Foule soudanaise dans un camion pour fuir les combats à Khartoum

Khartoum (AFP) - Les troupes américaines sont intervenues en hélicoptère pour évacuer le personnel de l'ambassade de la capitale soudanaise déchirée par les combats, a déclaré dimanche le président Joe Biden, alors que d'autres nations cherchaient à aider leurs citoyens à fuir les combats meurtriers entre généraux rivaux.

La France a également lancé dimanche des opérations d'évacuation depuis ce pays du nord-est de l'Afrique, où les combats en cours sont entrés dans leur deuxième semaine.

Des batailles féroces entre l'armée soudanaise et un groupe paramilitaire – qui a vu des combats avec des chars dans la ville densément peuplée de Khartoum et des frappes aériennes lancées par des avions de chasse – ont tué plus de 400 personnes et fait des milliers de blessés.

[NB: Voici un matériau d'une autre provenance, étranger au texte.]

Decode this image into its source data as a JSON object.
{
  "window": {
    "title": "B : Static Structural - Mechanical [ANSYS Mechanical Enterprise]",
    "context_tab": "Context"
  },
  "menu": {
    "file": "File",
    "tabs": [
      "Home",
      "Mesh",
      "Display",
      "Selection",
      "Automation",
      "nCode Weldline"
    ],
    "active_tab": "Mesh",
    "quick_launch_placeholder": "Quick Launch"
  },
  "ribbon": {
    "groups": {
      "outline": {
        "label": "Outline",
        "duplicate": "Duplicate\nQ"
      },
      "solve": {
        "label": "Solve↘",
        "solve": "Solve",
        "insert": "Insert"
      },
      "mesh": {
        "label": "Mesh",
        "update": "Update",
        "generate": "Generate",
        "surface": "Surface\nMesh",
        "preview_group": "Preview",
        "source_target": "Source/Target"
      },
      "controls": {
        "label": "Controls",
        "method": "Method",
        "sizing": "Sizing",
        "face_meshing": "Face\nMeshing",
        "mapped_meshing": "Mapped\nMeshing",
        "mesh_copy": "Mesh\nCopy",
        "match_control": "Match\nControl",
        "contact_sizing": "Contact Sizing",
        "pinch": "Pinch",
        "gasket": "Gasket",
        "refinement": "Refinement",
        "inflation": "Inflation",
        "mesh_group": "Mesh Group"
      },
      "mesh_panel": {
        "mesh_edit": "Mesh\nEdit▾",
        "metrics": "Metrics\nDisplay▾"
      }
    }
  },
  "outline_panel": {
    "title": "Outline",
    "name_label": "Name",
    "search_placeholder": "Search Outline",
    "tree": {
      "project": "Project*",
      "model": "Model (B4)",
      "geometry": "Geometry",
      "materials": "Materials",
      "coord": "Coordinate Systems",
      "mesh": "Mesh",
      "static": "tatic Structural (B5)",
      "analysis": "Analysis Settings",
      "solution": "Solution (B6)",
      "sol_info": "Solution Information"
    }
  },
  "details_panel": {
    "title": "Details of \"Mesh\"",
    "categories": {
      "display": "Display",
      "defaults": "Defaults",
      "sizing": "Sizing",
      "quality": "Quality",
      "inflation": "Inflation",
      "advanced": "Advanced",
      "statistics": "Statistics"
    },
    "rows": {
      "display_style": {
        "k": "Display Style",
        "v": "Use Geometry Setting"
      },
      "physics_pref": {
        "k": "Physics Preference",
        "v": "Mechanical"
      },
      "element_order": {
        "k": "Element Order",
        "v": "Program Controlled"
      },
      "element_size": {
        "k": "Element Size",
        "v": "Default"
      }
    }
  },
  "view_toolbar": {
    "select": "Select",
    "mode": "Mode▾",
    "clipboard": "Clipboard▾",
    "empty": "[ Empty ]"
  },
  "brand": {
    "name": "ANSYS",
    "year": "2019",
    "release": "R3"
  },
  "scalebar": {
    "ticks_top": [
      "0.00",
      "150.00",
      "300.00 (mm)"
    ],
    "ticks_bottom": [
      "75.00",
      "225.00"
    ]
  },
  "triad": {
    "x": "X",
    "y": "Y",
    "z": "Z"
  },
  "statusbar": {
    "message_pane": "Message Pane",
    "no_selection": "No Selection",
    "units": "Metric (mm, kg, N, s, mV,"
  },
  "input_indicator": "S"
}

Biden, qui a déclaré que l'armée américaine "avait mené une opération" pour extraire le personnel du gouvernement américain, a condamné la violence, affirmant que "c'est inadmissible et qu'elle doit cesser".

Les combats entre l'armée soudanaise et un groupe paramilitaire lourdement armé sont entrés dans leur deuxième semaine

Un peu plus de 100 soldats américains des opérations spéciales ont participé au sauvetage pour extraire moins de 100 personnes, qui ont vu trois hélicoptères Chinook voler de Djibouti, restant au sol à Khartoum pendant moins d'une heure.

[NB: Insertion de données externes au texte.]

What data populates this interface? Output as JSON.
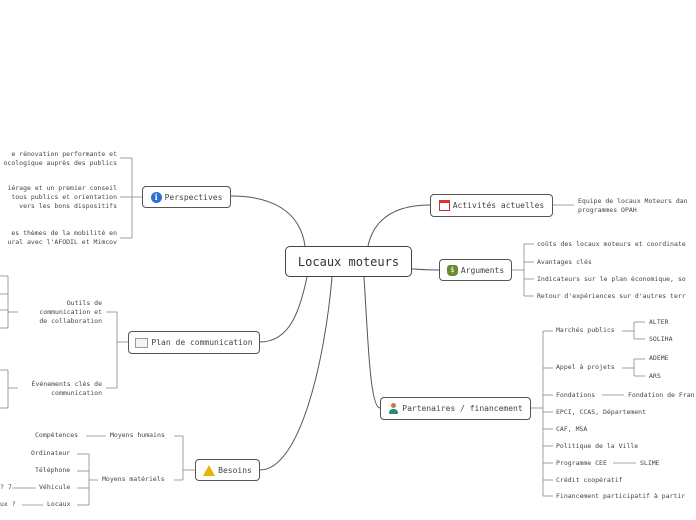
{
  "center": "Locaux moteurs",
  "perspectives": {
    "title": "Perspectives",
    "icon": "info-icon",
    "items": [
      [
        "e rénovation performante et",
        "ocologique auprès des publics"
      ],
      [
        "iérage et un premier conseil",
        "tous publics et orientation",
        "vers les bons dispositifs"
      ],
      [
        "es thèmes de la mobilité en",
        "ural avec l'AFODIL et Mimcov"
      ]
    ]
  },
  "activites": {
    "title": "Activités actuelles",
    "icon": "calendar-icon",
    "items": [
      [
        "Equipe de locaux Moteurs dan",
        "programmes OPAH"
      ]
    ]
  },
  "arguments": {
    "title": "Arguments",
    "icon": "money-bag-icon",
    "items": [
      "coûts des locaux moteurs et coordinate",
      "Avantages clés",
      "Indicateurs sur le plan économique, so",
      "Retour d'expériences sur d'autres terr"
    ]
  },
  "communication": {
    "title": "Plan de communication",
    "icon": "envelope-icon",
    "outils": [
      "Outils de",
      "communication et",
      "de collaboration"
    ],
    "evenements": [
      "Événements clés de",
      "communication"
    ]
  },
  "besoins": {
    "title": "Besoins",
    "icon": "warning-icon",
    "humains": "Moyens humains",
    "competences": "Compétences",
    "materiels": "Moyens matériels",
    "ordinateur": "Ordinateur",
    "telephone": "Téléphone",
    "vehicule": "Véhicule",
    "vehicule_q": "? 7",
    "locaux": "Locaux",
    "locaux_q": "ux ?"
  },
  "partenaires": {
    "title": "Partenaires / financement",
    "icon": "person-icon",
    "marches": "Marchés publics",
    "alter": "ALTER",
    "soliha": "SOLIHA",
    "appel": "Appel à projets",
    "ademe": "ADEME",
    "ars": "ARS",
    "fondations": "Fondations",
    "fondation_fr": "Fondation de Fran",
    "epci": "EPCI, CCAS, Département",
    "caf": "CAF, MSA",
    "politique": "Politique de la Ville",
    "cee": "Programme CEE",
    "slime": "SLIME",
    "credit": "Crédit coopératif",
    "participatif": "Financement participatif à partir"
  }
}
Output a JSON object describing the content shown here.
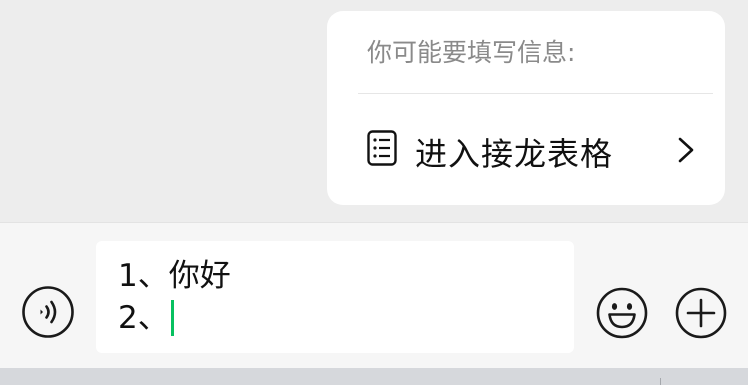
{
  "suggestion_card": {
    "header": "你可能要填写信息:",
    "action_label": "进入接龙表格",
    "action_icon": "form-list-icon",
    "chevron_icon": "chevron-right-icon"
  },
  "input_bar": {
    "voice_icon": "voice-input-icon",
    "text_lines": [
      "1、你好",
      "2、"
    ],
    "emoji_icon": "emoji-icon",
    "more_icon": "plus-icon",
    "caret_color": "#07c160"
  },
  "colors": {
    "background": "#ededed",
    "card": "#ffffff",
    "accent": "#07c160",
    "muted_text": "#8a8a8a"
  }
}
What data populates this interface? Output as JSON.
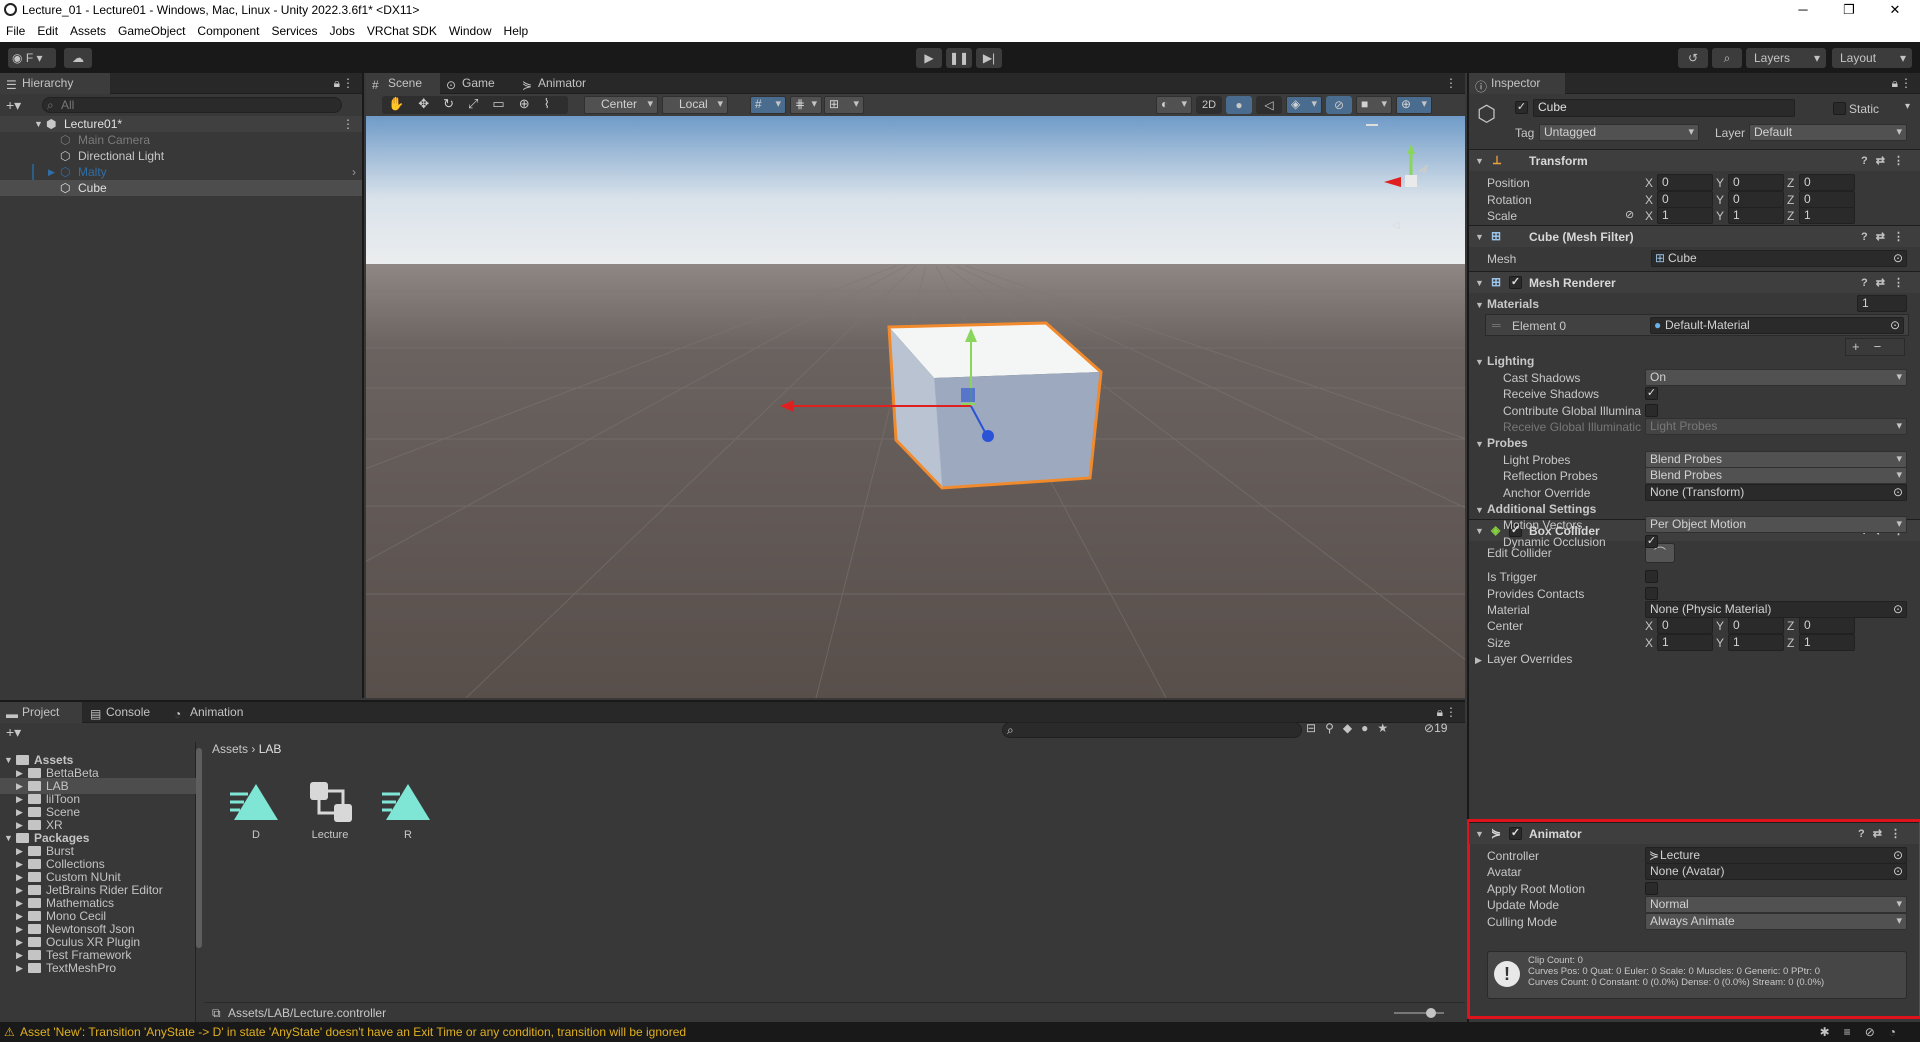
{
  "window": {
    "title": "Lecture_01 - Lecture01 - Windows, Mac, Linux - Unity 2022.3.6f1* <DX11>",
    "minimize": "─",
    "maximize": "❐",
    "close": "✕"
  },
  "menu": [
    "File",
    "Edit",
    "Assets",
    "GameObject",
    "Component",
    "Services",
    "Jobs",
    "VRChat SDK",
    "Window",
    "Help"
  ],
  "toolbar": {
    "account": "F",
    "layers": "Layers",
    "layout": "Layout"
  },
  "hierarchy": {
    "title": "Hierarchy",
    "search_placeholder": "All",
    "scene": "Lecture01*",
    "items": [
      "Main Camera",
      "Directional Light",
      "Malty",
      "Cube"
    ]
  },
  "scene_tabs": [
    "Scene",
    "Game",
    "Animator"
  ],
  "scene_toolbar": {
    "pivot": "Center",
    "space": "Local",
    "mode2d": "2D"
  },
  "project": {
    "tabs": [
      "Project",
      "Console",
      "Animation"
    ],
    "breadcrumb": [
      "Assets",
      "LAB"
    ],
    "tree": [
      {
        "label": "Assets",
        "level": 0,
        "bold": true
      },
      {
        "label": "BettaBeta",
        "level": 1
      },
      {
        "label": "LAB",
        "level": 1,
        "selected": true
      },
      {
        "label": "lilToon",
        "level": 1
      },
      {
        "label": "Scene",
        "level": 1
      },
      {
        "label": "XR",
        "level": 1
      },
      {
        "label": "Packages",
        "level": 0,
        "bold": true
      },
      {
        "label": "Burst",
        "level": 1
      },
      {
        "label": "Collections",
        "level": 1
      },
      {
        "label": "Custom NUnit",
        "level": 1
      },
      {
        "label": "JetBrains Rider Editor",
        "level": 1
      },
      {
        "label": "Mathematics",
        "level": 1
      },
      {
        "label": "Mono Cecil",
        "level": 1
      },
      {
        "label": "Newtonsoft Json",
        "level": 1
      },
      {
        "label": "Oculus XR Plugin",
        "level": 1
      },
      {
        "label": "Test Framework",
        "level": 1
      },
      {
        "label": "TextMeshPro",
        "level": 1
      }
    ],
    "assets": [
      {
        "name": "D",
        "icon": "animation-clip-icon"
      },
      {
        "name": "Lecture",
        "icon": "animator-controller-icon"
      },
      {
        "name": "R",
        "icon": "animation-clip-icon"
      }
    ],
    "hidden_count": "19",
    "path": "Assets/LAB/Lecture.controller"
  },
  "inspector": {
    "title": "Inspector",
    "object_name": "Cube",
    "static_label": "Static",
    "tag_label": "Tag",
    "tag": "Untagged",
    "layer_label": "Layer",
    "layer": "Default",
    "transform": {
      "title": "Transform",
      "rows": [
        {
          "label": "Position",
          "x": "0",
          "y": "0",
          "z": "0"
        },
        {
          "label": "Rotation",
          "x": "0",
          "y": "0",
          "z": "0"
        },
        {
          "label": "Scale",
          "x": "1",
          "y": "1",
          "z": "1"
        }
      ]
    },
    "mesh_filter": {
      "title": "Cube (Mesh Filter)",
      "mesh_label": "Mesh",
      "mesh": "Cube"
    },
    "mesh_renderer": {
      "title": "Mesh Renderer",
      "materials_label": "Materials",
      "materials_count": "1",
      "element_label": "Element 0",
      "element": "Default-Material",
      "lighting_label": "Lighting",
      "cast_shadows_label": "Cast Shadows",
      "cast_shadows": "On",
      "receive_shadows_label": "Receive Shadows",
      "contribute_gi_label": "Contribute Global Illumina",
      "receive_gi_label": "Receive Global Illuminatic",
      "receive_gi": "Light Probes",
      "probes_label": "Probes",
      "light_probes_label": "Light Probes",
      "light_probes": "Blend Probes",
      "reflection_probes_label": "Reflection Probes",
      "reflection_probes": "Blend Probes",
      "anchor_override_label": "Anchor Override",
      "anchor_override": "None (Transform)",
      "additional_label": "Additional Settings",
      "motion_vectors_label": "Motion Vectors",
      "motion_vectors": "Per Object Motion",
      "dynamic_occlusion_label": "Dynamic Occlusion"
    },
    "box_collider": {
      "title": "Box Collider",
      "edit_label": "Edit Collider",
      "trigger_label": "Is Trigger",
      "contacts_label": "Provides Contacts",
      "material_label": "Material",
      "material": "None (Physic Material)",
      "center_label": "Center",
      "center": {
        "x": "0",
        "y": "0",
        "z": "0"
      },
      "size_label": "Size",
      "size": {
        "x": "1",
        "y": "1",
        "z": "1"
      },
      "layer_overrides": "Layer Overrides"
    },
    "animator": {
      "title": "Animator",
      "controller_label": "Controller",
      "controller": "Lecture",
      "avatar_label": "Avatar",
      "avatar": "None (Avatar)",
      "root_motion_label": "Apply Root Motion",
      "update_mode_label": "Update Mode",
      "update_mode": "Normal",
      "culling_mode_label": "Culling Mode",
      "culling_mode": "Always Animate",
      "info": [
        "Clip Count: 0",
        "Curves Pos: 0 Quat: 0 Euler: 0 Scale: 0 Muscles: 0 Generic: 0 PPtr: 0",
        "Curves Count: 0 Constant: 0 (0.0%) Dense: 0 (0.0%) Stream: 0 (0.0%)"
      ]
    }
  },
  "status": {
    "message": "Asset 'New': Transition 'AnyState -> D' in state 'AnyState' doesn't have an Exit Time or any condition, transition will be ignored"
  },
  "colors": {
    "highlight": "#e0121b",
    "selection": "#2c5d87",
    "clip": "#7fe6d6"
  }
}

Le ministère français des Affaires étrangères a indiqué dimanche qu'une "opération d'évacuation rapide" avait commencé, et que les citoyens européens et ceux des "pays partenaires alliés" seraient également assistés, sans donner plus de détails.

Les combats se sont poursuivis dimanche avec le crépitement des tirs automatiques résonnant à travers Khartoum et les avions militaires soudanais rugissant au-dessus de la tête, ont déclaré des témoins.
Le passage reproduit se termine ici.